In children of age, 5 to 58 months with mild to severe pneumonia, bubble CPAP is more effective than standard low-flow oxygen therapy to reduce treatment failure in children with severe pneumonia. It will work towards reducing the Infant Mortality Rate and Under 5 Mortality Rate as per the Child Health programme under the Reproductive, Maternal, Newborn, Child Health and Adolescent (RMNCH+A) Strategy of the National Health Mission (NHM). It will work towards the NRHM missions like universal access to integrated comprehensive public health services.

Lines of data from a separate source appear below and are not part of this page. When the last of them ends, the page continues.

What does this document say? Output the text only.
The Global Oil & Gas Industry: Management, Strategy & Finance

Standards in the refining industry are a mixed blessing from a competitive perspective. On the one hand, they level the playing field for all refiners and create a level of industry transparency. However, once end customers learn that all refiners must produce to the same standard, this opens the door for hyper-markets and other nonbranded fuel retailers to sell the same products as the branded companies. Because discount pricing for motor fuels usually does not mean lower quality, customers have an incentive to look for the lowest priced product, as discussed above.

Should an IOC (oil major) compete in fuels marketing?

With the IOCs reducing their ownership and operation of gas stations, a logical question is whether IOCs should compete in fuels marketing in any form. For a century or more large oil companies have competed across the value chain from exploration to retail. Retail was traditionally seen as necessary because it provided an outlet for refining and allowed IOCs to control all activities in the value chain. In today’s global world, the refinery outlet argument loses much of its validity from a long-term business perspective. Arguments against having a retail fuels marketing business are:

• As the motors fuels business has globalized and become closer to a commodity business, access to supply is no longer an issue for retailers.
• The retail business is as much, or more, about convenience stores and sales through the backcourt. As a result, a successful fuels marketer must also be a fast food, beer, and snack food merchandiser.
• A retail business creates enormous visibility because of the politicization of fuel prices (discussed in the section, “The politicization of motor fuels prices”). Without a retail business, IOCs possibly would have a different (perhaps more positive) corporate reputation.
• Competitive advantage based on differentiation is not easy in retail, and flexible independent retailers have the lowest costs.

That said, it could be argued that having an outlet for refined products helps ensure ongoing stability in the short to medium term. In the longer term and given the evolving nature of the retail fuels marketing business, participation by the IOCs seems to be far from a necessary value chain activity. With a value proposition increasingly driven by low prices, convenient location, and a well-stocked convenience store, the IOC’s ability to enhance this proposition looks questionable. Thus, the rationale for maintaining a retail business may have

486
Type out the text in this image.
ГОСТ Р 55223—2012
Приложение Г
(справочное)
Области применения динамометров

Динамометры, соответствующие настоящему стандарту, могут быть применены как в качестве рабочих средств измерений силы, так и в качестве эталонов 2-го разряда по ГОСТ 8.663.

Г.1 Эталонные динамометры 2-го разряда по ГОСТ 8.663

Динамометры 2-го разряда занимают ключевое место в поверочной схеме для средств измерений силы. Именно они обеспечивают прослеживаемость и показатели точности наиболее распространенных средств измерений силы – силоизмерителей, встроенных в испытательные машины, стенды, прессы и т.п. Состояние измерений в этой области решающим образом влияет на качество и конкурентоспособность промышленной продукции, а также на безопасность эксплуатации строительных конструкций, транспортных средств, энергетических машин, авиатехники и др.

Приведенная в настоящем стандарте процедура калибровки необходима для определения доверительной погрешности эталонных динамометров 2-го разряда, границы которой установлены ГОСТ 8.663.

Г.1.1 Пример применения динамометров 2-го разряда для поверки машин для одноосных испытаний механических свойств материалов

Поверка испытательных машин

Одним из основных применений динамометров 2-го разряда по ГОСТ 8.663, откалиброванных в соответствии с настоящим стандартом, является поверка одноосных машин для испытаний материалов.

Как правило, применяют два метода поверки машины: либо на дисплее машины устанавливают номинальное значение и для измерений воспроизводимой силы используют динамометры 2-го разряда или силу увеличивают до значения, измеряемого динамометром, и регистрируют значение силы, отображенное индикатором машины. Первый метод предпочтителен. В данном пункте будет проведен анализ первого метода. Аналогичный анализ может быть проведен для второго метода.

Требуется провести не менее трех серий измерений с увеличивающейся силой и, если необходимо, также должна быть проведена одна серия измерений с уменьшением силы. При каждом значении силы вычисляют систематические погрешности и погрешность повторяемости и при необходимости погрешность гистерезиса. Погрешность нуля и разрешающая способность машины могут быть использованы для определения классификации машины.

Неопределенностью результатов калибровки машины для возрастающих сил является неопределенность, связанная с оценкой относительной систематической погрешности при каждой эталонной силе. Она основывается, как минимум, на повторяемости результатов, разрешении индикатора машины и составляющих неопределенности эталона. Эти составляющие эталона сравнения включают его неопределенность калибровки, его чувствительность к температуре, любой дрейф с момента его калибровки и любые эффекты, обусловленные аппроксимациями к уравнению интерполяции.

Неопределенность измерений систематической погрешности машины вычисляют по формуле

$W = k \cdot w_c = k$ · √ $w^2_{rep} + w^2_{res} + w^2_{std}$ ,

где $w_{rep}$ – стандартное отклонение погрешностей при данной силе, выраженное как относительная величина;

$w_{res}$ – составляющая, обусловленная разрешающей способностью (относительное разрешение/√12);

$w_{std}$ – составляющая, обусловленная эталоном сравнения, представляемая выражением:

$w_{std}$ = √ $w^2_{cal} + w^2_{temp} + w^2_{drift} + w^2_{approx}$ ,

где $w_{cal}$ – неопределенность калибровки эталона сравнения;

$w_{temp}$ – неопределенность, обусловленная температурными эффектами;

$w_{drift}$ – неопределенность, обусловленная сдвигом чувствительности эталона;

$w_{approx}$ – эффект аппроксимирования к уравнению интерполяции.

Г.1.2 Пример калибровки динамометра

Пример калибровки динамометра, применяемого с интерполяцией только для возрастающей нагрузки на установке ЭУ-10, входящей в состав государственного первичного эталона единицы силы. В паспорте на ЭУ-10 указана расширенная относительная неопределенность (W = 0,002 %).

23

‘Jugaad Frugal Methods’ like making use of Saline bottle/Shampoo bottle to provide bubble CPAP for children have been widely appreciated across the developing countries. On the other hand, we have produced ResPAP; though it is an affordable product, we assure the reliability as it is a standardized medical device, which is definitely going to improve the quality of respiratory support, or else in providing additional respiratory support in hospitals that do not have mechanical ventilators or standard CPAP machines, that, especially in low-resource settings.